Obchody Święta Trzech Króli wiążą się z licznymi tradycjami. Tego dnia w kościołach święci się kredę oraz kadzidło. Niegdyś wierzono, że okadzenie domów pobłogosławionym dymem uchroni jego mieszkańców przed nieszczęściam i chorobami.
W tym okresie wielu katolików wypisuje na drzwiach wejściowych litery „K+M+B” na pamiątkę trzech mędrców ze Wschodu – Kacpra, Melchiora i Baltazara – którzy, podążając za Gwiazdą Betlejemską, przybyli do miejsca narodzin Jezusa, by złożyć mu pokłon oraz dary. Jest to jednak błędny zapis.
Prawidłowy to: „C†M†B”, co odnosi się do zwrotu „Christus Mansionem Benedictat” („Niech Chrystus błogosławi ten dom”). Kolejne litery nie są oddzielone, jakby się mogło wydawać, „plusami”, lecz krzyżami, czyli znakami błogosławieństwa. Na końcu wyrażenia umieszcza się bieżący rok. Całość zatem wygląda tak: C†M†B†2018.

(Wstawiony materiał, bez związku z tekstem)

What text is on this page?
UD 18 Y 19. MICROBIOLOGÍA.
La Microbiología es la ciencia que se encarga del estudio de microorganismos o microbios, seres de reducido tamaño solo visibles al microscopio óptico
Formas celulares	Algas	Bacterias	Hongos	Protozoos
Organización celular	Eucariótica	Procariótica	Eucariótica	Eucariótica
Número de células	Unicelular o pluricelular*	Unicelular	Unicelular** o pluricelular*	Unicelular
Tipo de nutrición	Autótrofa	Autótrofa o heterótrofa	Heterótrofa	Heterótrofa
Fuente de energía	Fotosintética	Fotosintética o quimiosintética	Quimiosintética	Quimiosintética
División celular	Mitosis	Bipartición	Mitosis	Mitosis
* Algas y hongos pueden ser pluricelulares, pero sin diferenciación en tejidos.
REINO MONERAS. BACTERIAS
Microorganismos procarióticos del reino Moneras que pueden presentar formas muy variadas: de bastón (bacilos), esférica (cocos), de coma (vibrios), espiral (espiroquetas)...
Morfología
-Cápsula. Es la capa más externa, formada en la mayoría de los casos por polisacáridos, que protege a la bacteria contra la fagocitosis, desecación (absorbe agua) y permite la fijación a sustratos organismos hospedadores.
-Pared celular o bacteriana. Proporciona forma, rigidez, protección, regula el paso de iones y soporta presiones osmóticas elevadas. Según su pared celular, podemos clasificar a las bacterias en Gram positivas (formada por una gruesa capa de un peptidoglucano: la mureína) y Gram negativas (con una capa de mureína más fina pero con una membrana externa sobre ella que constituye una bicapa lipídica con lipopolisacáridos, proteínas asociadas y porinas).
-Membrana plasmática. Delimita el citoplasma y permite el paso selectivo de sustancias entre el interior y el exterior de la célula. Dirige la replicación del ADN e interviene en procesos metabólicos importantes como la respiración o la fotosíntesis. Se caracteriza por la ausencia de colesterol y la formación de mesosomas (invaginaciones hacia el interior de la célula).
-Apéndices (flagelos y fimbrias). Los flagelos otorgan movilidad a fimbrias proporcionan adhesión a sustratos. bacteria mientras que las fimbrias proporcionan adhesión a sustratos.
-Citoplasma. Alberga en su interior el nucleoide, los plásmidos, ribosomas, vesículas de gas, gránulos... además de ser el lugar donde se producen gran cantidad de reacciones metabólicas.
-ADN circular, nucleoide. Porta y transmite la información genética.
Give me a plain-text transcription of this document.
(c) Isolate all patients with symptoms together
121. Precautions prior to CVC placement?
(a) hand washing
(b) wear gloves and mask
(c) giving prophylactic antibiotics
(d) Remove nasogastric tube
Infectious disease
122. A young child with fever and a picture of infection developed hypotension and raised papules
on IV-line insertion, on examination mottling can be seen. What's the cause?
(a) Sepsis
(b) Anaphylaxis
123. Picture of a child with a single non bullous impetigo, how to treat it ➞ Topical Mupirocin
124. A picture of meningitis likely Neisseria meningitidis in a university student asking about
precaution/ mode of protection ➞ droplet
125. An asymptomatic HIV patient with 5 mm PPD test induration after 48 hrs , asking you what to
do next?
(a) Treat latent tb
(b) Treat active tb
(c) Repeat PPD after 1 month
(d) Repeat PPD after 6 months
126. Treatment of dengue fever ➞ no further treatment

Rozpowszechnienie formy „K+M+B” wynika z dużej popularności średniowiecznej legendy o Kacprze, Melchiorze i Baltazarze. Zwyczaj znakowania wejść tym wyrażeniem nawiązuje do Starego Testamentu i Księgi Wyjścia, która opisuje dziesięć plag biblijnych, które nawiedziły Egipt. Jedna z nich mówi o Izraelitach, naznaczających wejścia do domów krwią baranka, dzięki czemu uniknęli oni kary bożej.